The Bay Area-based Gen Zer had been eyeing Texas in part for its tax advantages, including the absence of state income tax. She considered other Texas markets, but Fort Worth stood out for its affordability and growth potential.
“The population growth, the crime rate, the property value growth — they all looked good to me,” she said.
She flew to Fort Worth, toured the condo, signed a contract the next day, and closed within a month. Yu intentionally kept her first purchase under $100,000, unsure whether she had the capital or experience to take on something larger.
“Pretty much 50% of my stock portfolio was gone,” she said. But the drawdown didn’t faze her. “I knew that $80,000 transitioned into another investment.”
Scaling to 5 properties in 2 years by recycling capital
Yu grew her portfolio by reinvesting equity from one property into the next.
Her strategy centers on buying below market value, improving the property, allowing it to appreciate, and then tapping into the built-up equity to help finance another purchase.
As her portfolio expanded, her financing evolved. She moved from paying all cash for her first condo to using conventional loans and later DSCR (debt service coverage ratio) loans, which are designed for investors and rely heavily on a property’s cash flow.
Her second purchase was a two-bedroom, one-bath single-family home. She bought it in June 2025 for about $105,000, putting down 25%. After investing about $50,000 in renovations, she said the home appraised at $195,000 and rented for $1,500 a month.

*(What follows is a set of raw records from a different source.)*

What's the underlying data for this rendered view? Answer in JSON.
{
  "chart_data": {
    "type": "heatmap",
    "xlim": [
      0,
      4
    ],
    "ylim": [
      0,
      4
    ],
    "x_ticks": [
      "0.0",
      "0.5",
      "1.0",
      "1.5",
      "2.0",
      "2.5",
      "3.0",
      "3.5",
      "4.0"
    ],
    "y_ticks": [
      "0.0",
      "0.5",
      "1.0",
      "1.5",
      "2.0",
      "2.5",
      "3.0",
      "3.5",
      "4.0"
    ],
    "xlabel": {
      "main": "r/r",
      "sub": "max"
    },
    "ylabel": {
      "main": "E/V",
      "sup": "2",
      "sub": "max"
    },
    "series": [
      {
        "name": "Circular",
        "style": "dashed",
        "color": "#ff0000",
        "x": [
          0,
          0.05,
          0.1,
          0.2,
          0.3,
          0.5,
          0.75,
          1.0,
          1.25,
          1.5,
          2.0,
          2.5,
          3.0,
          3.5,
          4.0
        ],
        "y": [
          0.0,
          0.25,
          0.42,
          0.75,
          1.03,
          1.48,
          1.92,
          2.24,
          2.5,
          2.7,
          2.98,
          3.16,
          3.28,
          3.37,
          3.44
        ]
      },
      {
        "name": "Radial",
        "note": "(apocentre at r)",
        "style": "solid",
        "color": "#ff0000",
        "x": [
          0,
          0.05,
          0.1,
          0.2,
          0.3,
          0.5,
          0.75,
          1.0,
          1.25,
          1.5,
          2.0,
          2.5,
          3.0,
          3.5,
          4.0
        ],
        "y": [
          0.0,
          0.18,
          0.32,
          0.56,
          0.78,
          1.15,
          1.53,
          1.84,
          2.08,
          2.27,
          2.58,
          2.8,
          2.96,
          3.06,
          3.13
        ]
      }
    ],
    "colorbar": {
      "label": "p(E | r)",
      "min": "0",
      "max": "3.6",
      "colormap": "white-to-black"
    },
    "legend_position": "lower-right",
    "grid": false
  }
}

“This property allowed me to execute the BRRRR strategy successfully,” she said, referring to buy, rehab, rent, refinance, repeat. She said she was able to pull out about 70% of the appraised value to help fund her next purchases.
Within about two years of buying her first condo, Yu had a five-property portfolio. Her first three are cash-flowing, while her fourth is currently listed for rent, and her fifth is being prepared for tenants. Business Insider reviewed mortgage documents to confirm ownership and lease agreements to verify rental rates.
Courtesy of Carolyn Yu
One of the challenges she’s faced since buying property has been vacancy.
She purchased her first condo in late 2024 — “probably the worst time to rent because of winter vacancy,” she said — and it sat empty for six months. She eventually lowered the asking rent by about $100 a month before securing a tenant.
The vacancy was stressful, but manageable because she had paid cash and didn’t carry a mortgage. Still, she owed about $600 a month in HOA dues.
Her advice to other investors: keep at least six months of reserves, know your numbers inside and out, and expect vacancies and repairs.
Why she prefers real estate to stocks
Yu still invests in stocks, but said she prefers real estate because it feels more controllable and scalable. In addition to generating a few thousand dollars a month in rental income, she’s also building equity in her properties.
“Real estate gave me more control, more tangible assets, more tax efficiency,” she said, pointing to depreciation, mortgage interest deductions, and the ability to refinance without selling. She also enjoys negotiating deals.
She funnels most of her rental income back into her stock portfolio. Her end goal is financial independence and work flexibility.
Yu wants to own at least eight properties by 2027 and have her portfolio appraised at roughly $2 million. By then, she hopes rental income will cover her expenses and provide enough cushion to leave her W-2 job, so she can focus solely on her real estate business.
She’s also changed how she thinks about spending. Early in her career, she said she coped with work stress by traveling frequently. Now, she prioritizes investing over lifestyle upgrades.
“I would rather put my money into investments right now in exchange for vacations in the future,” she said. “I think it’s totally worth it because I think in two years, I could be financially free.”